Recommended for serious projects: 256KB+ RAM, 2MB+ flash, 2.4GHz WiFi.

  • Breadboard and jumper wires for prototyping.
  • Sensors (temperature, humidity, motion).
  • LEDs, buttons, and current-limiting / pull-up resistors.

Flashing frequency

Flashing is a one-time operation per device. After the initial flash, updates are delivered over-the-air (OTA). Only major firmware upgrades may need a re-flash, and those are optional unless you want the new capabilities.

See the flash command reference for end-to-end flashing instructions.

Troubleshooting

Device won’t flash

Pico: Check the USB cable supports data (not power-only), hold BOOTSEL while plugging in, try a different USB port.

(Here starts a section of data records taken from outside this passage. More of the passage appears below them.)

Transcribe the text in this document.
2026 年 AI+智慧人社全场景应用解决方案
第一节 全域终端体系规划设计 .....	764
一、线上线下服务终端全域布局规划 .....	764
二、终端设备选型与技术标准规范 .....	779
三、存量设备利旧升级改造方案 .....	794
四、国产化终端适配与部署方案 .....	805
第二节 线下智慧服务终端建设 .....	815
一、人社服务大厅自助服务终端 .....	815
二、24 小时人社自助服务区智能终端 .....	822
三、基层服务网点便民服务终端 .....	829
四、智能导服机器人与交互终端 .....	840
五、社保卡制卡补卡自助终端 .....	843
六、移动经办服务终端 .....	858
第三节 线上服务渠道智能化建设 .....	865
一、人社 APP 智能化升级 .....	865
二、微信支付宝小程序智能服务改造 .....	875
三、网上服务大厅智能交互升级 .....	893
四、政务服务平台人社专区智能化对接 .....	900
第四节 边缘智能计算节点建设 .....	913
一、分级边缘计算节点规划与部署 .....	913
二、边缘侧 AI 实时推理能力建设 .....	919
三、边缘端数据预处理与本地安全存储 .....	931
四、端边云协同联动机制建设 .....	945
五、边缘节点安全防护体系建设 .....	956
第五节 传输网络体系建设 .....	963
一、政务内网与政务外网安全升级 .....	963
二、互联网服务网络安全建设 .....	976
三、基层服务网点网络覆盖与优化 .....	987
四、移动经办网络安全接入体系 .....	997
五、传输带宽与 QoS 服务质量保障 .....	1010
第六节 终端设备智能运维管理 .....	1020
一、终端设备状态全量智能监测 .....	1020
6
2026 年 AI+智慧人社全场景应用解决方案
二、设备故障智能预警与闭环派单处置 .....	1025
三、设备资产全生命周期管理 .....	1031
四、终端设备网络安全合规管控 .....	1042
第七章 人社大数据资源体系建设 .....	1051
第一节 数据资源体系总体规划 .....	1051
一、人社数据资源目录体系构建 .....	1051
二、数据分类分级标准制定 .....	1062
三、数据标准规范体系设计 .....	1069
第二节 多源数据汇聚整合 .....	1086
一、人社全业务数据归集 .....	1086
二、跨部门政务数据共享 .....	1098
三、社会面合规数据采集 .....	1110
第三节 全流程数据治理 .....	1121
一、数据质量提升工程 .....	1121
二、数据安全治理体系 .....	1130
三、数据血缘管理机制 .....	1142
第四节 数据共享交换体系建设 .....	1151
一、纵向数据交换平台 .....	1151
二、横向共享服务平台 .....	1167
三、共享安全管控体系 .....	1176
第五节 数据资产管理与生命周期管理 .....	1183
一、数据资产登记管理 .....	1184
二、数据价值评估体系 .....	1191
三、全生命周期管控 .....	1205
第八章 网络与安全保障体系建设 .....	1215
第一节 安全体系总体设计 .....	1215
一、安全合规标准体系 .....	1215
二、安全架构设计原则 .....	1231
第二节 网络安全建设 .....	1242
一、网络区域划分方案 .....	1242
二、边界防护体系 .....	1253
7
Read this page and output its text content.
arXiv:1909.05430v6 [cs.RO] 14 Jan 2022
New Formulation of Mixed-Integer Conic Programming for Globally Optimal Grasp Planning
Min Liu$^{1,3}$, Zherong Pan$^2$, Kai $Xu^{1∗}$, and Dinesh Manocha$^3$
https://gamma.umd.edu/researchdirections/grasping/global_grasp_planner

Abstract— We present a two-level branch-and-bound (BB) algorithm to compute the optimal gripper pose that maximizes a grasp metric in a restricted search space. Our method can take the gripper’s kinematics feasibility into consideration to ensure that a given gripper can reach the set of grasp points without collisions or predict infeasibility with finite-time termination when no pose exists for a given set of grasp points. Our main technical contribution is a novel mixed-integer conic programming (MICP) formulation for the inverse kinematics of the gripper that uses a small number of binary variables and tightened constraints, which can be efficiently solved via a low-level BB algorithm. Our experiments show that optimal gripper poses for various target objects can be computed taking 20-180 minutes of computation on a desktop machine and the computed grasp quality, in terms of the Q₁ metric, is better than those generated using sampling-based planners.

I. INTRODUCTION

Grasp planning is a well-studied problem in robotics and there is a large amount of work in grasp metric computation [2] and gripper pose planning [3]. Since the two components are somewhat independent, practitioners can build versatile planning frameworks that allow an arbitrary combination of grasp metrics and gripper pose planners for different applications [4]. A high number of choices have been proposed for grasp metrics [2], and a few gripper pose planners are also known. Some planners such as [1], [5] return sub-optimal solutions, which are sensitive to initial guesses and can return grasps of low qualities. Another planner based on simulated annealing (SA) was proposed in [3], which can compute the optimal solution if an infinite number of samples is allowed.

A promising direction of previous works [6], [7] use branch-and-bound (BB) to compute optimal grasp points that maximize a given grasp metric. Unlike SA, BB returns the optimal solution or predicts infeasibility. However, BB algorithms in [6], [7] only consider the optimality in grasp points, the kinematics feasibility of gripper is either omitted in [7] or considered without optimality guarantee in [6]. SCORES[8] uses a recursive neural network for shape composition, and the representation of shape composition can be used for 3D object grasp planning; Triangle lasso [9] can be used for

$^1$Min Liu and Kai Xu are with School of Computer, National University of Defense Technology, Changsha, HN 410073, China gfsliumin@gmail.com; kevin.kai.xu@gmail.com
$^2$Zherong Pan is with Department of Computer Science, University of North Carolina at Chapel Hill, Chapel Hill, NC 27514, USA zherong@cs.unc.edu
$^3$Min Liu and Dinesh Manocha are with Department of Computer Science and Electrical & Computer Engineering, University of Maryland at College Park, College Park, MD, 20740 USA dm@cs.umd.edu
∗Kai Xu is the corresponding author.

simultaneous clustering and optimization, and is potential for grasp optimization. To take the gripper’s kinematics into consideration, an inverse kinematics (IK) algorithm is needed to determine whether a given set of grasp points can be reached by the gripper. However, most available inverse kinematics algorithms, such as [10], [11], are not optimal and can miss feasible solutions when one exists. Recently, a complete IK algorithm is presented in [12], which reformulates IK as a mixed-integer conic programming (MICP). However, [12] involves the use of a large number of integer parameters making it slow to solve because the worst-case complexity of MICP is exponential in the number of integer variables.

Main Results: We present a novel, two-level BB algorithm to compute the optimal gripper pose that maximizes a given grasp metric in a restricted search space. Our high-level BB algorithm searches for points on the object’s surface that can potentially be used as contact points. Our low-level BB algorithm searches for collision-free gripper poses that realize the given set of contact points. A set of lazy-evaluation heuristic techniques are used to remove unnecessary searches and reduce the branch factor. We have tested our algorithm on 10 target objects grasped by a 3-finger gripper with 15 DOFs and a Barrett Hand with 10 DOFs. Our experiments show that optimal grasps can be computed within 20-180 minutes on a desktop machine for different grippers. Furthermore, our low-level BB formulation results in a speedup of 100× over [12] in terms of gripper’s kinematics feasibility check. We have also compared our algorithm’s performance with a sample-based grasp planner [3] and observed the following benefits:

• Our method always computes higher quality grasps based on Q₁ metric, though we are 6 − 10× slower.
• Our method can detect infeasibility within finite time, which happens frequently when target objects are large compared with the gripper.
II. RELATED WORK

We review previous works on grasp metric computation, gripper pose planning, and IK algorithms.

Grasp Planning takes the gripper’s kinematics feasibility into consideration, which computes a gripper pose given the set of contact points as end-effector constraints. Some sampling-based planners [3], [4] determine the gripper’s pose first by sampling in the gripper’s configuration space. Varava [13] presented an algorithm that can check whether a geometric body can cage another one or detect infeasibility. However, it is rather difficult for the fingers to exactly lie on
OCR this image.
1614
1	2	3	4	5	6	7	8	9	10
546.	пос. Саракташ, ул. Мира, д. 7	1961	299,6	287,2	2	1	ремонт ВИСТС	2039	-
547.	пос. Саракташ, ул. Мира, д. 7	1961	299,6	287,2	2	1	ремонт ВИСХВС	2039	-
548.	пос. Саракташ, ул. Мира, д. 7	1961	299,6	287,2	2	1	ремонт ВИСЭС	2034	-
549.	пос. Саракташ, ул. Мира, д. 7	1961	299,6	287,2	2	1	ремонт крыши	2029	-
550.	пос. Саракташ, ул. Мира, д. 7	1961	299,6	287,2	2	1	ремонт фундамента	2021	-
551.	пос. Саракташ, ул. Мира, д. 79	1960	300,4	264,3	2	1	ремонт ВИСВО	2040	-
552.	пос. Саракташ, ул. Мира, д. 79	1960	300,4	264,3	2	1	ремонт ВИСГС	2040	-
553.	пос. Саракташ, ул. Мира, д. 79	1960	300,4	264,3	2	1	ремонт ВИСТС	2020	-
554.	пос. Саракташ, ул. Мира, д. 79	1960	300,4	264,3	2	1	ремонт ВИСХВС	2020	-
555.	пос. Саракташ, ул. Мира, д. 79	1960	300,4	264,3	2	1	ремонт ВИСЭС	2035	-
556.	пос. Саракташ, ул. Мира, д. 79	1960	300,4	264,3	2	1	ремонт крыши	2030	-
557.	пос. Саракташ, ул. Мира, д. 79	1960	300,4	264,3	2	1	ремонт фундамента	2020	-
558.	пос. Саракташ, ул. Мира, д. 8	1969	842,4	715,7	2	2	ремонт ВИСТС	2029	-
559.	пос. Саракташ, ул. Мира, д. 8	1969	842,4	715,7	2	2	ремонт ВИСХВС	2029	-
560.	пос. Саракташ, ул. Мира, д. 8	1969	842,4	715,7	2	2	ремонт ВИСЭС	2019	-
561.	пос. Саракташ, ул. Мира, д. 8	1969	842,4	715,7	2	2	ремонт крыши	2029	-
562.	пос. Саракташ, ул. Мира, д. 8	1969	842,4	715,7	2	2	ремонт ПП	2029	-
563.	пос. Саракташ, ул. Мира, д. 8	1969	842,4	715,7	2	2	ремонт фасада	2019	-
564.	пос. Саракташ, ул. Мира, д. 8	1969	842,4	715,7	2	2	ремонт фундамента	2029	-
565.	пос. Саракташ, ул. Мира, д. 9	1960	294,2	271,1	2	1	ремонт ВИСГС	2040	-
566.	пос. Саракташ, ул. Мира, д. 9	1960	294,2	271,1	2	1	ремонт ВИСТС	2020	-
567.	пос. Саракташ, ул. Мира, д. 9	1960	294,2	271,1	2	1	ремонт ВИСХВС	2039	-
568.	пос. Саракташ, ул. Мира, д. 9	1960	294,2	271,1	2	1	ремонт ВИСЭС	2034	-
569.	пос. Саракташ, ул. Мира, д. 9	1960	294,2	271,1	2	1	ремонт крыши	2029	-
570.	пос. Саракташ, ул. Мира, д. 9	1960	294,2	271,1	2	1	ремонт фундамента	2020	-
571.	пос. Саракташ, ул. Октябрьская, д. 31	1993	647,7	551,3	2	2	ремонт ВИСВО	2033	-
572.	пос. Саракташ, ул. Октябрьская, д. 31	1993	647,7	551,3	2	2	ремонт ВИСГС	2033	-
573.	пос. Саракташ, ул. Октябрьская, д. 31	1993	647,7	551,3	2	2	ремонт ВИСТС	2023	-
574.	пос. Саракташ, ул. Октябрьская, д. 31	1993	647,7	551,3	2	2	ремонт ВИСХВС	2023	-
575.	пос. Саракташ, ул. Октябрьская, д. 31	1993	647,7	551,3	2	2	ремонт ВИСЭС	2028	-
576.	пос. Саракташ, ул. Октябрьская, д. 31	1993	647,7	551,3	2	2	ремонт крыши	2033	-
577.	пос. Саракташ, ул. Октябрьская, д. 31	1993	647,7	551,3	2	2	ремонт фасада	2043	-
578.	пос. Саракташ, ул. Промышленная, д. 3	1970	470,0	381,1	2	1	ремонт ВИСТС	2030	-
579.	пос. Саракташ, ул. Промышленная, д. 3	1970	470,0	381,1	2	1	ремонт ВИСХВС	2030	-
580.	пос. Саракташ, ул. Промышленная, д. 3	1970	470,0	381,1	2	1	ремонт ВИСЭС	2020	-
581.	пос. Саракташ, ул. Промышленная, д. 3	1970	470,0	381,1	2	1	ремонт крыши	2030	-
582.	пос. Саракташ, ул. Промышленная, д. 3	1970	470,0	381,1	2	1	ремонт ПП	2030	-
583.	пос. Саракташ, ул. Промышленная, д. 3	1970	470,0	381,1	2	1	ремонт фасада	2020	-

ESP32 family: Install esptool (pip install esptool); on Linux add your user to the dialout group (sudo usermod -a -G dialout $USER, then log out/in). If you see “No serial data received”, your board may not auto-reset — use manual boot mode and --before no_reset (see flash docs). Try the USB-JTAG port (/dev/ttyACM0) instead of the UART port (/dev/ttyUSB0), or lower the baud rate with --baud 115200.

Device won’t connect

  • Verify WiFi credentials.
  • Check the network allows outbound WebSocket traffic.
  • Confirm the firmware finished flashing before the device was unplugged.

GPIO not working

  • Confirm the pin number is correct for your specific board — onboard LED pins differ across boards.
  • Verify the pin is not reserved (e.g., WiFi module pins on Pico W).
  • Rule out hardware shorts.

Community-tested hardware

Users have reported success with RP2040-based clones and Pico-compatible dev boards. These are not officially supported but often work. ESP32-S3 and other ESP32 variants are on the radar but not yet in the firmware.

Where to buy

Typical prices: Pico W around $6–10 USD, ESP32-family dev boards $5–15 USD, full starter kits with sensors $20–40 USD.